Error of Omission?
— Deep Cover
In the context of a condominium association, the reserves are required to be established for certain components and facilities in a condominium and maintained by law unless properly waived or reduced by the membership. The use of reserves in a condominium association is limited to only the authorized reserve expenditures unless the use for other purposes is approved in advance by a majority vote at a duly called meeting of the association pursuant to Section 718.112(2)(f), Fla. Stat. In the context of a homeowners’ association, reserves may be subject to Section 720.303(6), Fla. Stat., if the reserves were initially established by the developer or by a vote of the membership, or may be what is commonly referred to as ‘non-statutory’ reserves, which would apply to any reserves that were established in some manner other than as provided by Section 720.303(6), Fla. Stat. or prior to the enactment of Section 720.303(6), Fla. Stat. When the reserves were established by law pursuant to Section 720.303(6), Fla. Stat., the use of the funds would be limited in the same manner as is it is for a condominium association. When the reserves were ‘non-statutory’ in nature, how they are used may be in the discretion of the board of directors unless otherwise provided in the governing documents of the homeowners’ association.

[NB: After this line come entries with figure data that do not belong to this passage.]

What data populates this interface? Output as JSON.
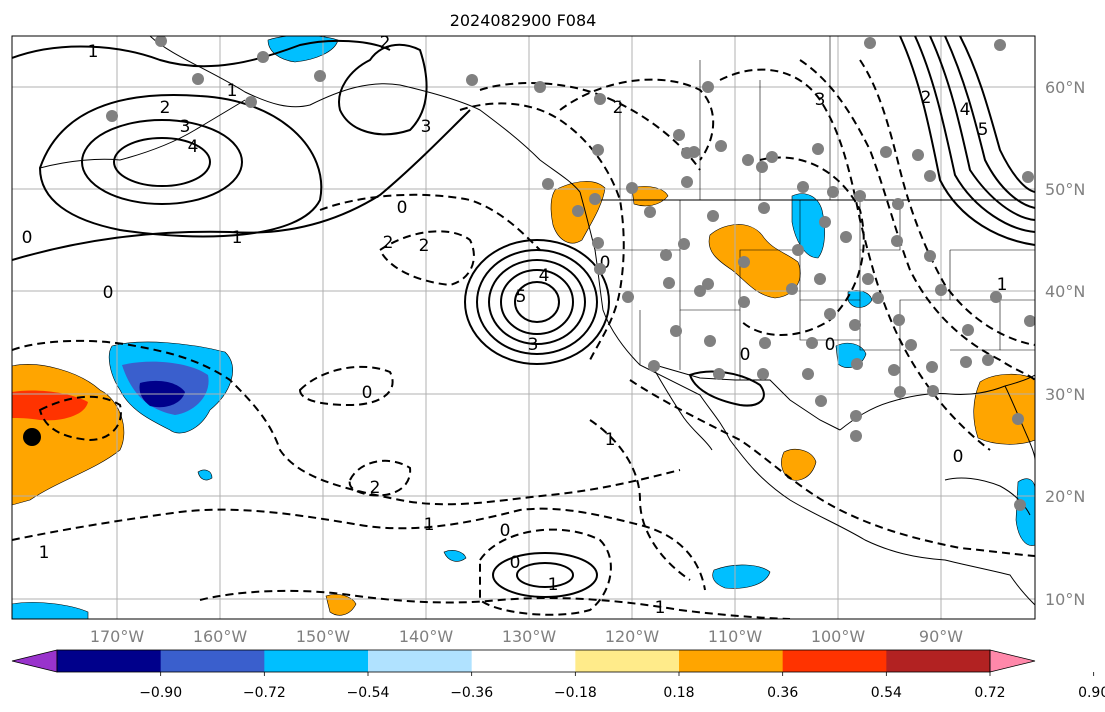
{
  "title": "2024082900 F084",
  "axes": {
    "lon_ticks": [
      "170°W",
      "160°W",
      "150°W",
      "140°W",
      "130°W",
      "120°W",
      "110°W",
      "100°W",
      "90°W"
    ],
    "lat_ticks": [
      "60°N",
      "50°N",
      "40°N",
      "30°N",
      "20°N",
      "10°N"
    ],
    "grid": true
  },
  "colorbar": {
    "tick_labels": [
      "−0.90",
      "−0.72",
      "−0.54",
      "−0.36",
      "−0.18",
      "0.18",
      "0.36",
      "0.54",
      "0.72",
      "0.90"
    ],
    "colors": [
      "#9933cc",
      "#00008b",
      "#3a5fcd",
      "#00bfff",
      "#b0e2ff",
      "#ffffff",
      "#ffeb8a",
      "#ffa500",
      "#ff3300",
      "#b22222",
      "#ff88aa"
    ]
  },
  "contour_labels": [
    "1",
    "2",
    "3",
    "4",
    "0",
    "1",
    "2",
    "0",
    "2",
    "3",
    "4",
    "5",
    "3",
    "0",
    "0",
    "2",
    "1",
    "0",
    "1",
    "1",
    "1",
    "0",
    "3",
    "4",
    "5",
    "2",
    "0",
    "1",
    "0",
    "2",
    "1",
    "2",
    "1",
    "0",
    "0"
  ],
  "colors": {
    "land_outline": "#000000",
    "grid": "#b0b0b0",
    "station_dot": "#808080"
  }
}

“Neither Section 718.112(2)(f), Fla. Stat. nor Section 720.303(6), Fla. Stat. necessarily tie the establishment or use of reserves to an engineering study or a reserve study. However and as a practical matter, it would be tremendously difficult for an association to claim it is properly funding or calculating the required reserves if it does not undertake some type of reserve study in relation to the property the association owns or is responsible for maintaining, repair and replacing, from time to time.
“Therefore and in the case of reserves pursuant to either Section 718.112(2)(f), Fla. Stat. nor Section 720.303(6), Fla. Stat., there may not be a strong basis for the board to use any reserve funds for the pool safety cover, especially if the reserves were clearly and exclusively funded on the basis of the figures in the engineering study. If the reserves are considered to be ‘non-statutory’ in nature, then the board of directors may have significant discretion in how the reserves are used.
“Correcting the error in the engineering study and amending the budget to correctly identify the pool safety cover as part of the reserves may help potentially address this error. Yet another way to address this error and use the reserve funds for the pool safety cover would be to consider having the membership vote to approve of the use of the reserve funds for the pool safety cover in the manner required by Section 718.112(2)(f), Fla. Stat. or Section 720.303(6), Fla. Stat., as may be applicable. If the pool safety cover is not an item that the association is required to include in its budget as part of the reserves, then the association may be able to use its operating budget funds to address the costs of the pool safety cover rather than addressing it as a reserve expense or reserve asset. In any case and before the reserve funds are potentially spent in relation to the pool safety cover, the association should consult with its attorney to evaluate and help guide the association with this issue.”